About 150 visitors turned out at the park Wednesday night after authorities gave the all-clear. They were there to see the evening bat flight, one of the highlights of visiting the caverns. Countless bats stream from the cavern's natural entrance at dusk as they head out to search for insects to eat.

As the group waited, they spotted one of the firefighters walking by. They called him over to the amphitheater for a round of applause.

"They did a great thing," Bauer said of the firefighters who saved park headquarters. "A standing ovation is the least of what we can do."

Park officials said they were just happy to have a park to return to, but the hard part will be moving forward.

The park, which draws hundreds of thousands of visitors each year, sits at the intersection of the northern Chihuahuan Desert, southern Rocky Mountains and southwestern Great Plains.

The area is covered with more than two dozen species of cactuses and numerous flowering plants and trees that have adapted to the dry desert heat.

Some of what's left on the 47 square miles that were burned are piles of ash.
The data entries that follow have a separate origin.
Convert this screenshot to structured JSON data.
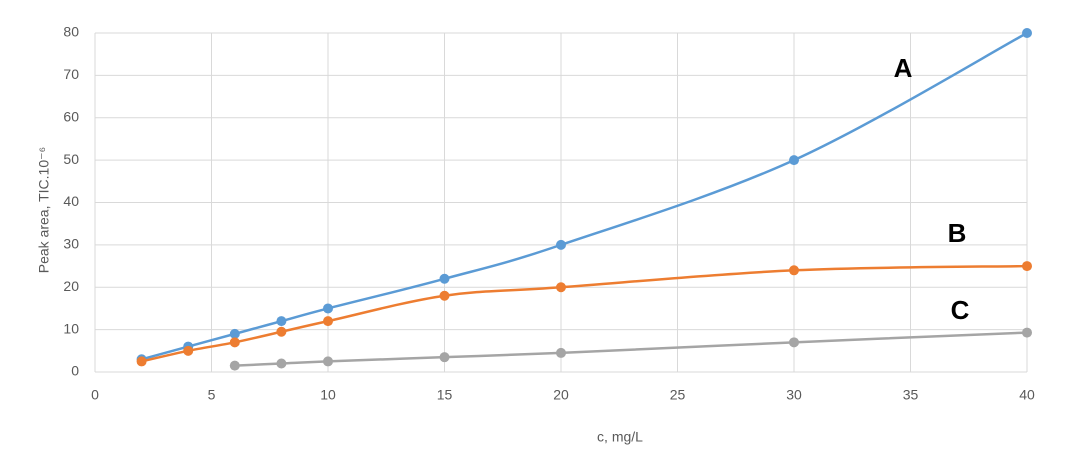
{
  "chart_data": {
    "type": "line",
    "x": [
      2,
      4,
      6,
      8,
      10,
      15,
      20,
      30,
      40
    ],
    "series": [
      {
        "name": "A",
        "color": "#5b9bd5",
        "values": [
          3,
          6,
          9,
          12,
          15,
          22,
          30,
          50,
          80
        ]
      },
      {
        "name": "B",
        "color": "#ed7d31",
        "values": [
          2.5,
          5,
          7,
          9.5,
          12,
          18,
          20,
          24,
          25
        ]
      },
      {
        "name": "C",
        "color": "#a5a5a5",
        "values": [
          null,
          null,
          1.5,
          2,
          2.5,
          3.5,
          4.5,
          7,
          9.3
        ]
      }
    ],
    "xlabel": "c, mg/L",
    "ylabel": "Peak area, TIC.10⁻⁶",
    "xlim": [
      0,
      40
    ],
    "xticks": [
      0,
      5,
      10,
      15,
      20,
      25,
      30,
      35,
      40
    ],
    "ylim": [
      0,
      80
    ],
    "yticks": [
      0,
      10,
      20,
      30,
      40,
      50,
      60,
      70,
      80
    ],
    "grid": true,
    "smooth": true
  }
}
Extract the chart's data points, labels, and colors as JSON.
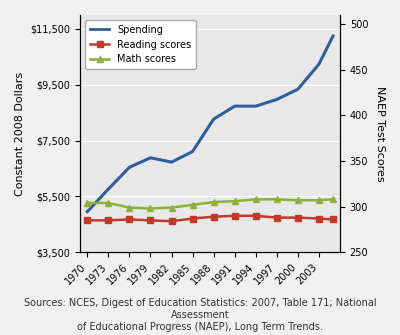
{
  "years": [
    1970,
    1973,
    1976,
    1979,
    1982,
    1985,
    1988,
    1991,
    1994,
    1997,
    2000,
    2003,
    2005
  ],
  "spending": [
    4955,
    5765,
    6545,
    6885,
    6730,
    7110,
    8270,
    8735,
    8735,
    8975,
    9340,
    10240,
    11245
  ],
  "reading_scores": [
    285,
    285,
    286,
    285,
    284,
    287,
    289,
    290,
    290,
    288,
    288,
    287,
    286
  ],
  "math_scores": [
    304,
    304,
    299,
    298,
    299,
    302,
    305,
    306,
    308,
    308,
    307,
    307,
    308
  ],
  "spending_color": "#2E5F9A",
  "reading_color": "#C0392B",
  "math_color": "#8DB03B",
  "left_ylim": [
    3500,
    12000
  ],
  "right_ylim": [
    250,
    510
  ],
  "left_yticks": [
    3500,
    5500,
    7500,
    9500,
    11500
  ],
  "right_yticks": [
    250,
    300,
    350,
    400,
    450,
    500
  ],
  "left_ylabel": "Constant 2008 Dollars",
  "right_ylabel": "NAEP Test Scores",
  "xlabel_ticks": [
    1970,
    1973,
    1976,
    1979,
    1982,
    1985,
    1988,
    1991,
    1994,
    1997,
    2000,
    2003
  ],
  "source_text": "Sources: NCES, Digest of Education Statistics: 2007, Table 171; National Assessment\nof Educational Progress (NAEP), Long Term Trends.",
  "background_color": "#E8E8E8",
  "legend_labels": [
    "Spending",
    "Reading scores",
    "Math scores"
  ],
  "title_fontsize": 9,
  "axis_fontsize": 8,
  "tick_fontsize": 7,
  "source_fontsize": 7
}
It's too early for the ash to have been washed or blown away.

"Right now, it's at its most raw," Bauer said.

Park officials have concerns as monsoon season approaches. With little to no vegetation holding the soil together, a hard rain could wash away everything.

The park usually gets around 13 inches of rain every year, but it has not had any measurable precipitation since September so the prospect of getting any rain soon is slim.
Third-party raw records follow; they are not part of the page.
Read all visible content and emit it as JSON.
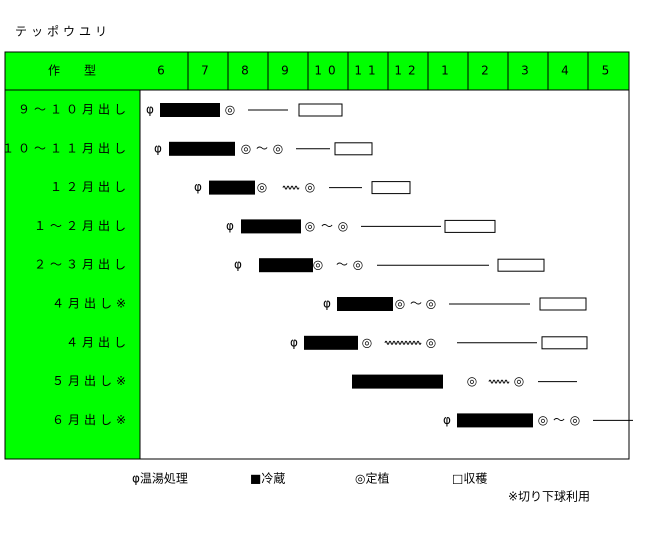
{
  "title": "テッポウユリ",
  "header": {
    "label": "作　　型",
    "months": [
      "6",
      "7",
      "8",
      "9",
      "10",
      "11",
      "12",
      "1",
      "2",
      "3",
      "4",
      "5"
    ]
  },
  "rows": [
    {
      "label": "９～１０月出し",
      "symbols": [
        "φ",
        "◎"
      ]
    },
    {
      "label": "１０～１１月出し",
      "symbols": [
        "φ",
        "◎",
        "～",
        "◎"
      ]
    },
    {
      "label": "１２月出し",
      "symbols": [
        "φ",
        "◎",
        "◎"
      ]
    },
    {
      "label": "１～２月出し",
      "symbols": [
        "φ",
        "◎",
        "～",
        "◎"
      ]
    },
    {
      "label": "２～３月出し",
      "symbols": [
        "φ",
        "◎",
        "～",
        "◎"
      ]
    },
    {
      "label": "４月出し※",
      "symbols": [
        "φ",
        "◎",
        "～",
        "◎"
      ]
    },
    {
      "label": "４月出し",
      "symbols": [
        "φ",
        "◎",
        "◎"
      ]
    },
    {
      "label": "５月出し※",
      "symbols": [
        "◎",
        "◎"
      ]
    },
    {
      "label": "６月出し※",
      "symbols": [
        "φ",
        "◎",
        "～",
        "◎"
      ]
    }
  ],
  "legend": [
    "φ温湯処理",
    "■冷蔵",
    "◎定植",
    "□収穫"
  ],
  "note": "※切り下球利用"
}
"It's a Catch 22. We need the vegetation to hold the soils in place, but we need rain to keep the vegetation grown," Bauer said. "What we'd like is a really nice, soft rain. That would really help everything burst out."

Another factor park officials have thought about is whether the fire retardant dropped to stop the flames will have any impact on the caves, some of which are decorated with pristine white calcite and gypsum formations.

Dyes in fire retardant can stain and the chemicals that make up the retardant, particularly in large concentrations, can change ecosystems. But there are several factors that determine whether the retardant would actually end up having an effect, including where it was dropped and whether rain or runoff could transport it through pores and cracks in the rock.

In most cases, park officials say a chemical would become very diluted by the time it reaches the cave system, which is several hundred feet below the surface in some spots.

Carlsbad Caverns has conducted prescribed fires in the past around the park headquarters, but there have been no wildfires to hit the park in its heart like this.

Park officials believe some of that previous work helped the firefighters stand their ground around the visitor center and housing earlier this week.

"Standing out there in the smoke and the heat and the soot, breathing that in, their efforts went a long way," Bauer said.

The park was offering free passes to firefighters to check out the cave, but many were already being reassigned as wildfires continued to rage across the West.